Here is a slightly modified algorithm based on the same principals as the one posted. The difference is that rather than having a range based on the millisecs between the 2 dates, it creates a range of the number of days between the 2 dates.
startDate: new ISODate("2014-06-01")
endDate:new ISODate("2014-07-22")
one_day = 24 * 60 * 60 * 1000
set_start_end = { "$set" : { startDate , endDate } }
// for readability and to ease of debugging, the range will be created in its own stage
set_range = { "$set" : { range: { '$range':
[ 0 ,
{ '$divide': [ { '$subtract': [ '$endDate', '$startDate' ] }, one_day ] }
]
}
// the stage that uses the range to produce the dates
set_dates = { '$set': { "dates" : { '$map': {
input: '$range',
in: {
'$add': [ '$start_date', { '$multiply' : [ '$$this', one_day ] } ]
}
} } } }
pipeline = [ set_start_end , set_range , set_dates ]
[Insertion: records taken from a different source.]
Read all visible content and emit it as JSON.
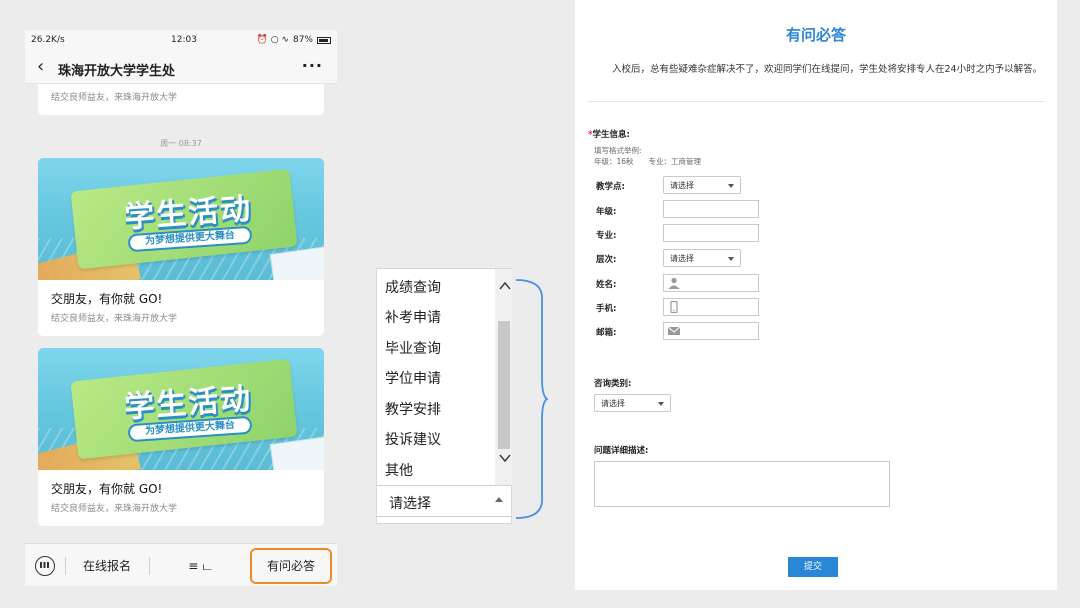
{
  "phone": {
    "status": {
      "signal": "*©\u0000",
      "speed": "26.2K/s",
      "time": "12:03",
      "right_icons": "⏰ ○ ∿",
      "battery": "87%"
    },
    "nav": {
      "back": "‹",
      "title": "珠海开放大学学生处",
      "more": "···"
    },
    "top_card_sub": "结交良师益友，来珠海开放大学",
    "timestamp": "周一 08:37",
    "articles": [
      {
        "banner_title": "学生活动",
        "banner_pill": "为梦想提供更大舞台",
        "title": "交朋友，有你就 GO!",
        "sub": "结交良师益友，来珠海开放大学"
      },
      {
        "banner_title": "学生活动",
        "banner_pill": "为梦想提供更大舞台",
        "title": "交朋友，有你就 GO!",
        "sub": "结交良师益友，来珠海开放大学"
      }
    ],
    "tabs": {
      "online_signup": "在线报名",
      "menu": "≡ ட",
      "faq": "有问必答"
    }
  },
  "dropdown": {
    "options": [
      "成绩查询",
      "补考申请",
      "毕业查询",
      "学位申请",
      "教学安排",
      "投诉建议",
      "其他"
    ],
    "selected": "请选择"
  },
  "form": {
    "title": "有问必答",
    "intro": "入校后，总有些疑难杂症解决不了，欢迎同学们在线提问，学生处将安排专人在24小时之内予以解答。",
    "student_info_label": "学生信息:",
    "required_mark": "*",
    "hint_line1": "填写格式举例:",
    "hint_line2": "年级：16秋　　专业：工商管理",
    "fields": {
      "campus": "教学点:",
      "grade": "年级:",
      "major": "专业:",
      "level": "层次:",
      "name": "姓名:",
      "phone": "手机:",
      "email": "邮箱:"
    },
    "select_placeholder": "请选择",
    "category_label": "咨询类别:",
    "detail_label": "问题详细描述:",
    "submit": "提交"
  }
}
However, I stand by comment in the original post:
What you are trying to do is probably easier to do in your application code rather that try to do it on the server. Also doing this on the server will increase the data transferred from the server to the application.
Extra work done by the server is harder to scale compared to do it at the application level. For example, 2 users asks for year worth of data forces the server to generate the 2 ranges. If you just asked the data that is present, rather than generating 0 counts, then 2 ranges are generated by 2 different instances of the application. Auto-scaled.
And by reading
I really wonder why you want the database server to generated dates with 0 count if you are going to compare the 2 calandar anyway?